Nidhi Sunil and Noah Katz-Appel didn’t exactly meet cute so much as meet, part ways, do a lot of emotional homework, and then find each other again when the timing finally made sense. They first crossed paths at a yoga studio in 2018. “I got her number at the studio, but she wasn’t really into me. So, she ghosted me for a while and then we ended up reconnecting as friends in 2022,” recalls Katz-Appel. The romance felt less like a whirlwind and more like a decision. “It wasn’t about romanticising being in love or a surprise that this relationship turned into a long-standing situation,” says Sunil. “It was about who I wanted to do life and the hard stuff with.”

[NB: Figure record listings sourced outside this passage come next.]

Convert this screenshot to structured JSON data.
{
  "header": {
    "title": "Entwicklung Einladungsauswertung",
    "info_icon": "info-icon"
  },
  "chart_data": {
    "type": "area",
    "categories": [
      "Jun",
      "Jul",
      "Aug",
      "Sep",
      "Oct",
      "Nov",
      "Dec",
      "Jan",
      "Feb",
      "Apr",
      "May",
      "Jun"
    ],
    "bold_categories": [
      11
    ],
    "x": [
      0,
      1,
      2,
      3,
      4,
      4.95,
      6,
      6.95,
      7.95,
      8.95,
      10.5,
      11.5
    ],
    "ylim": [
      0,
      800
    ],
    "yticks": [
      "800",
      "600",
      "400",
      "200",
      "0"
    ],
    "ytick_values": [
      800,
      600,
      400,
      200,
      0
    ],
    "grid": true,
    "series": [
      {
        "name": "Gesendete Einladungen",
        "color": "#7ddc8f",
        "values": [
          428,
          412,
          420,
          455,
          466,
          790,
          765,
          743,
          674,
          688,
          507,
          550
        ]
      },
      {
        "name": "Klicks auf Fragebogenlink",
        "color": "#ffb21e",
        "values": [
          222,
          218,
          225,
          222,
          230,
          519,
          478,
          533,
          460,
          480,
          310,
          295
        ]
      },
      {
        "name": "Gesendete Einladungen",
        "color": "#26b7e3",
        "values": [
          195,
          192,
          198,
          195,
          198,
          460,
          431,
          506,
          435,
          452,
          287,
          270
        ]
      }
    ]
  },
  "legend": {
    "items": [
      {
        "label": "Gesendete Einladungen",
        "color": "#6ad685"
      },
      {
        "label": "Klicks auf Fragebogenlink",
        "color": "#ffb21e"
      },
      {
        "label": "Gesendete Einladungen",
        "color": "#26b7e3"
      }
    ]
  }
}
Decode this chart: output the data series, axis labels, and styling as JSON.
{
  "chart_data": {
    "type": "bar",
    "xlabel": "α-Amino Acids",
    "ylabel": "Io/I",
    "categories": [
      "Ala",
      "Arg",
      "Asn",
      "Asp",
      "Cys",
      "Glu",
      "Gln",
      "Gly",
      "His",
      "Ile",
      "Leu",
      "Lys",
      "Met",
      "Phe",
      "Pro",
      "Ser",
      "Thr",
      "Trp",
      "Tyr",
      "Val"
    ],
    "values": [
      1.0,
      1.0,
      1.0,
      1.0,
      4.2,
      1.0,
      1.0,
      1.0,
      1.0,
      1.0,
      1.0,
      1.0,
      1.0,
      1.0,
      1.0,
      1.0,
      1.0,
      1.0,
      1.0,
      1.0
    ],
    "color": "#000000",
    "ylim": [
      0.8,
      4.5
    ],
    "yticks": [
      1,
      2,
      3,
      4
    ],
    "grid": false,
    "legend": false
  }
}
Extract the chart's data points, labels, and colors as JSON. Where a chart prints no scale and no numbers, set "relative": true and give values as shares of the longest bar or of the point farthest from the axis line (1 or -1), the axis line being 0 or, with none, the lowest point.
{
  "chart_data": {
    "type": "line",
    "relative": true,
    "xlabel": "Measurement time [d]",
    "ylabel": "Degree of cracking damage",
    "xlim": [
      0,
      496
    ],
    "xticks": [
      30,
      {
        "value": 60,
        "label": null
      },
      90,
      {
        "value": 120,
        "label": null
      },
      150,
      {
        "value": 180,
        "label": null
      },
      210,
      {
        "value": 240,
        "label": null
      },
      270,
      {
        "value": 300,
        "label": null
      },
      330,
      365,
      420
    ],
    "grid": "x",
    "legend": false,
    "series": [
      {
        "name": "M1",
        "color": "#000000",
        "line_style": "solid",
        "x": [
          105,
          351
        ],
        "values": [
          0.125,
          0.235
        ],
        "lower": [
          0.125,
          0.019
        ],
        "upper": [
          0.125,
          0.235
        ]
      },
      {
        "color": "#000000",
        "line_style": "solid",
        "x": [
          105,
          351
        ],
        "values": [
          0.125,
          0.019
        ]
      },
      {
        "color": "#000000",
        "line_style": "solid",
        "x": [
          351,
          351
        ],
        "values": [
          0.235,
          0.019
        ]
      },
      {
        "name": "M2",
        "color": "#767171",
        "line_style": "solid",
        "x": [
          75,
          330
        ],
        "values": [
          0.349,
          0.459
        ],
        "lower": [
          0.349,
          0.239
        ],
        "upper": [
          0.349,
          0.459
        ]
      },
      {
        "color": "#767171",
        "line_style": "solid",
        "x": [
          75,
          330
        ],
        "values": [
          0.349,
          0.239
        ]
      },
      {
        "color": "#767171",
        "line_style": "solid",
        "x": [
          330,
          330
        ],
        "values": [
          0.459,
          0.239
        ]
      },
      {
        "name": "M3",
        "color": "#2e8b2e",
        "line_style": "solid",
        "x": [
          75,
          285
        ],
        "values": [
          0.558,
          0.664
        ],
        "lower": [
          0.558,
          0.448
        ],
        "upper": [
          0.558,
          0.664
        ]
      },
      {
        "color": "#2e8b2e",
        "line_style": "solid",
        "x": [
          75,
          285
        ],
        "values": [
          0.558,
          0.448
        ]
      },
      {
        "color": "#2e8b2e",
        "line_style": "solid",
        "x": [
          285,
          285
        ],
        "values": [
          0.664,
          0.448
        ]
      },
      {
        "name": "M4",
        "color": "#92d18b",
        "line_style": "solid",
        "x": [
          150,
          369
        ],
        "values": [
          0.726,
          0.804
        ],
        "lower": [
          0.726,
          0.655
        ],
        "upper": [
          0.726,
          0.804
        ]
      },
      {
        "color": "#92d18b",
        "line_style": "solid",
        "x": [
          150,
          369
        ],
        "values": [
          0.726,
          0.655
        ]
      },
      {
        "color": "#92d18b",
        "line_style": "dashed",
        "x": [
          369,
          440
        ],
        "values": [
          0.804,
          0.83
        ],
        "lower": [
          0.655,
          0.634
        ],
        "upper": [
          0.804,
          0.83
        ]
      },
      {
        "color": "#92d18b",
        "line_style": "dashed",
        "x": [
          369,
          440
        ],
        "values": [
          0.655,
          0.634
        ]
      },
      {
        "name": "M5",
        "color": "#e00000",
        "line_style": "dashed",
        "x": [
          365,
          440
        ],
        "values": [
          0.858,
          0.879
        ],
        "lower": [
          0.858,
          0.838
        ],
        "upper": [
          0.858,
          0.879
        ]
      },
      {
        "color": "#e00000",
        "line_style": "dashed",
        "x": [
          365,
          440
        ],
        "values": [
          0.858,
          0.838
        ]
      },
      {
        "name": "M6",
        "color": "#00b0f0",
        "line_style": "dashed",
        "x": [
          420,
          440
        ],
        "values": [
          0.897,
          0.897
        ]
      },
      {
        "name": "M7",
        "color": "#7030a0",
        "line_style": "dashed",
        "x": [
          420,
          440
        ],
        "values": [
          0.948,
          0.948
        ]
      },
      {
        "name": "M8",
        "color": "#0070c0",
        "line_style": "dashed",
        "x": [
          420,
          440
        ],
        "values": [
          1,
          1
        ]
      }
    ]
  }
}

That clarity shaped everything that followed, including their two weddings. “I wanted to hang out, have a good time as a guest at my own wedding,” says the Kerala-born, New York-based model. What unfolded was a multi-day, multi-city celebration that felt less like an event and more like a reflection of how they live: intentionally, communally, and very much on their own terms.
An on-brand non-surprise proposal
Noah: I ended up proposing in Kerala while we were scouting wedding venues. We stepped onto this property and immediately knew—this is it.
Nidhi: He asked me if I wanted to be surprised or not, and I pulled up some references because I knew what cut I wanted for the ring, but the rest was up to him really. It wasn’t like a full-on surprise either, which I loved. He just was like, I won’t tell you when it’s happening. But I knew.
Noah: I always had it in the back of my mind that if we were going to do an official proposal, it was going to be someplace special. I set it up on a boat in the backwaters of Kerala, right where we’d end up getting married.
A park, a pin drop, and a chuppah
Noah: We ended up getting married for the first time just a year into our relationship with a small Jewish ceremony in my birthplace, Cambridge, Massachusetts.
Nidhi: We had a little celebration in a park where a lot of Noah’s family’s threshold moments are celebrated. We had the same Jewish cantor that married his mom the second time, his brother, and a few close friends there. We didn’t hire a stylist. I did my own makeup. But we had an amazing Bangladeshi photographer—Amir Hamja—document the day for us.
Noah: Just a few weeks before, we just told a bunch of our friends, hey, we’re gonna get married. We just sort of popped up at the park on the day, found a spot, dropped the pin, and had our friends meet us there.